Cross-Site Scripting (XSS) medium risk

[lalit774]

Describe the bug

The koa package is vulnerable to Cross-Site Scripting (XSS). The redirect function in response.js outputs an HTML hyperlink of the supplied URL in the body of the redirect response without sanitizing the URL. An attacker can exploit this by inputting a JavaScript URL that would then be executed.

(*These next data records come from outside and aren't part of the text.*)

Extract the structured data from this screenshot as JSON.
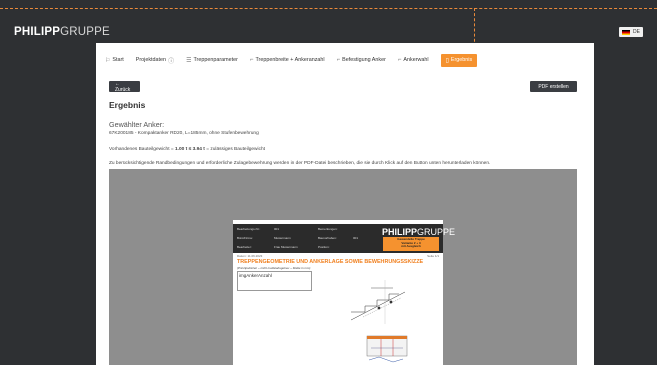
{
  "brand": {
    "bold": "PHILIPP",
    "light": "GRUPPE"
  },
  "language": {
    "code": "DE"
  },
  "nav": [
    {
      "label": "Start",
      "icon": "flag-icon"
    },
    {
      "label": "Projektdaten",
      "icon": "info-icon"
    },
    {
      "label": "Treppenparameter",
      "icon": "list-icon"
    },
    {
      "label": "Treppenbreite + Ankeranzahl",
      "icon": "stairs-icon"
    },
    {
      "label": "Befestigung Anker",
      "icon": "stairs-icon"
    },
    {
      "label": "Ankerwahl",
      "icon": "stairs-icon"
    },
    {
      "label": "Ergebnis",
      "icon": "document-icon",
      "active": true
    }
  ],
  "actions": {
    "back": "← Zurück",
    "pdf": "PDF erstellen"
  },
  "result": {
    "title": "Ergebnis",
    "anchor_heading": "Gewählter Anker:",
    "anchor_text": "67K200185 - Kompaktanker RD20, L=185mm, ohne Stufenbewehrung",
    "weight_prefix": "Vorhandenes Bauteilgewicht = ",
    "weight_value": "1.00 t ≤ 3.94 t",
    "weight_suffix": " = zulässiges Bauteilgewicht",
    "note": "Zu berücksichtigende Randbedingungen und erforderliche Zulagebewehrung werden in der PDF-Datei beschrieben, die sie durch Klick auf den Button unten herunterladen können."
  },
  "pdf_preview": {
    "rows": [
      [
        "Bearbeitungs-Nr.:",
        "001",
        "Bemerkungen:",
        ""
      ],
      [
        "Büro/Firma:",
        "Mustermann",
        "Bauvorhaben:",
        "001"
      ],
      [
        "Bearbeiter:",
        "Frau Mustermann",
        "Position:",
        ""
      ]
    ],
    "badge": [
      "Gewendelte Treppe",
      "Variante 2 + 3",
      "mit Ausgleich"
    ],
    "date": "Datum: 11.06.2023",
    "page": "Seite 1/1",
    "title": "TREPPENGEOMETRIE UND ANKERLAGE SOWIE BEWEHRUNGSSKIZZE",
    "subtitle": "(Prinzipskizzen – nicht maßstabsgetreu – Maße in mm)",
    "box_text": "imgAnkerAnzahl"
  },
  "colors": {
    "accent": "#f5922f",
    "dark": "#3a3d42",
    "bg": "#2e3033"
  }
}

The application is vulnerable by using this component and passing unvalidated input to the redirect() method. Additionally, the vulnerability can only be exploited if a user is running an older browser.

Root Cause
koa-2.15.3.tgzpackage/lib/response.js[0.0.2, )

#1250
#1289

[laverdet]

This user is spamming GPT CVE's.

[lalit774]

@laverdet

it is not only chat gpt. We see all those issue in nexus scan. For you it might not be the problem. It easy for you to blame people for reporting. I am not working on all open source plugins. We are using a sub dependency. If you have any big problems. Or it does not make sense. Please ignore it. I did not send this message for you.

[laverdet]

I did not send this message for you.

You literally did, when you opened #516 in my repository and others. I mean this in the kindest way possible: this behavior isn't acceptable on GitHub.

[lalit774]

Ok. It is open source. Any one can put their opinion. If you don’t agree. That’s fine. You should nice with other people.